The view from Second Home Peru, a Lima bed & breakfast in the arty Barranco neighborhood
– It also was wise to make reservations early at several restaurants, especially the really popular ones in Cusco like Cicciolina and Limo (I was particularly glad with Limo that I requested a table with a view in the room overlooking the stunning Plaza des Armes. One woman who tried to sneak one of these tables was immediately shooed back to the rear room, without the view…). But several restaurants – especially the more mediocre ones – didn’t require a reservation.
the lovely courtyard outside our room at the La Casa de Melgar, built in the 18th century in Arequipa (where we watched the U.S. Presidential Election.)
– I am very glad we did not rent a car. Peruvian drivers are very aggressive and the roads, especially in countryside like the Sacred Valley, weren’t the best. Hiring taxis and drivers was easy and pretty affordable. We even rode twice in a crazy contraption – sort of a rickshaw with a motorcycle underneath it called a mototaxi. Wow was that a noisy and bumpy and fun (and yes, probably dangerous) ride. (And cheap – cost 2 soles or about 75 cents to go a few miles)
– Although I was tempted to add one more stop to our itinerary – the Amazon or Puno/Lake Titicaca – five places in 14 days was plenty, as was three domestic flights (lima-to-Arequipa; Arequipa-to-Cusco; Cusco-to-lima). The flights were pretty pricey too (about $175 per). We could have maybe stayed one less day in Ollantaytambo (we stayed four days) – but it was nice to dig in a bit and the Apu Lodge there was where we felt the most at home of all the places we stayed. I also think we may have largely avoided altitude sickness by hanging out for several days in the lower-altitude Sacred Valley.
– I think D and I each had a little altitude sicknesses, with symptoms like a headache and stomach upset but nothing debilitating. I did buy some coca leaves right after we landed in cusco and started chewing them – and I also drank several cups of coca tea and later Manzilla tea (chamomile). Who knows if these helped but maybe?

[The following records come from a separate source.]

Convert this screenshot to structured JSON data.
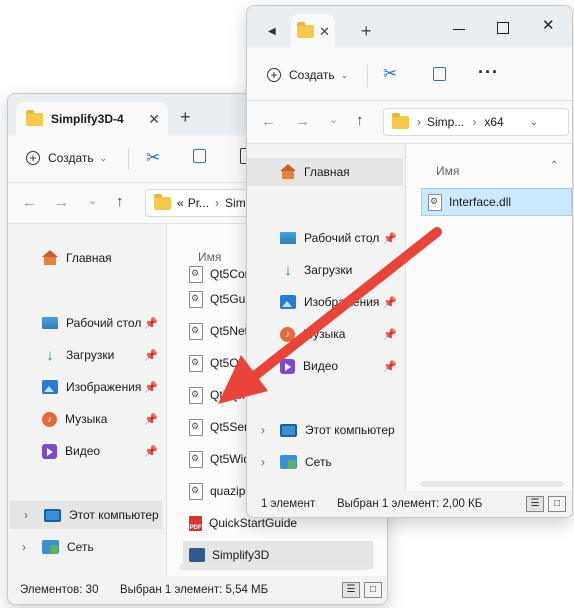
{
  "back_window": {
    "tab_title": "Simplify3D-4",
    "create_label": "Создать",
    "address": {
      "prefix": "«",
      "crumb1": "Pr...",
      "separator": "›",
      "crumb2": "Sim"
    },
    "column_name": "Имя",
    "sidebar": {
      "home": "Главная",
      "desktop": "Рабочий стол",
      "downloads": "Загрузки",
      "images": "Изображения",
      "music": "Музыка",
      "video": "Видео",
      "this_pc": "Этот компьютер",
      "network": "Сеть"
    },
    "files": [
      "Qt5Core",
      "Qt5Gui.",
      "Qt5Netw",
      "Qt5Ope",
      "Qt5Qml",
      "Qt5Seria",
      "Qt5Wid",
      "quazip.",
      "QuickStartGuide",
      "Simplify3D"
    ],
    "status": {
      "count": "Элементов: 30",
      "selected": "Выбран 1 элемент: 5,54 МБ"
    }
  },
  "front_window": {
    "create_label": "Создать",
    "address": {
      "crumb1": "Simp...",
      "separator": "›",
      "crumb2": "x64"
    },
    "column_name": "Имя",
    "sidebar": {
      "home": "Главная",
      "desktop": "Рабочий стол",
      "downloads": "Загрузки",
      "images": "Изображения",
      "music": "Музыка",
      "video": "Видео",
      "this_pc": "Этот компьютер",
      "network": "Сеть"
    },
    "files": [
      "Interface.dll"
    ],
    "status": {
      "count": "1 элемент",
      "selected": "Выбран 1 элемент: 2,00 КБ"
    }
  },
  "arrow": {
    "color": "#e8443a"
  },
  "colors": {
    "selection": "#cce8ff",
    "selected_gray": "#e5e5e5",
    "tabbar": "#e9eef3"
  }
}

– Skip a meal or two. We aren’t used to eating big meals every night let alone for lunch and dinner – so after a few days we learned to either skip a meal or share an entree at dinner. One night, after a large lunch with a Peruvian friend, we just had a plain roll for dinner. And that was just fine. Overall the food was excellent and varied – both the casual cafe/traditional Peruvian stuff and the fancier “novoandina” fusion fare. Although I appreciated the inventiveness of the fusion food, I often preferred the simpler traditional Peruvian food (and my digestive system did too.) Favorite Peruvian food – Chicarrones (deep-fried but not battered pork chunks), aji de gallina (shredded chicken in a creamy orange sauce that we’re told was spicy walnut sauce but I never saw walnuts and some was spicier than others) and Chupe de camarones – buttery, bisque with seafood. I was less impressed with the tacu tacu (panfried rice and beans). big-kerneled, starchy Andean corn, and rocoto rellena (stuffed red peppers). Cuy (guinea pig) isn’t bad if well-disguised. Ditto alpaca. Lomo Saltado – an asian-tasting beef stir fry – is the grilled cheese of Peru (i.e. a pretty safe selection). Causa (mashed potatoes sculpted around seafood or chicken or vegetables) was a bit rich for my tastes…As far as drinks, Chica morada – a deep purple drink made of corn – was a mixed bag. I liked the less sweeter versions I tried. For beer, I preferred Cusquenia. And we had excellent Pisco Sours everywhere. I never did try Inka Cola – couldn’t get past the color (urine-yellow) or the description that it tastes like bubble gum. (I did buy some Inka cola t-shirts as gifts though.)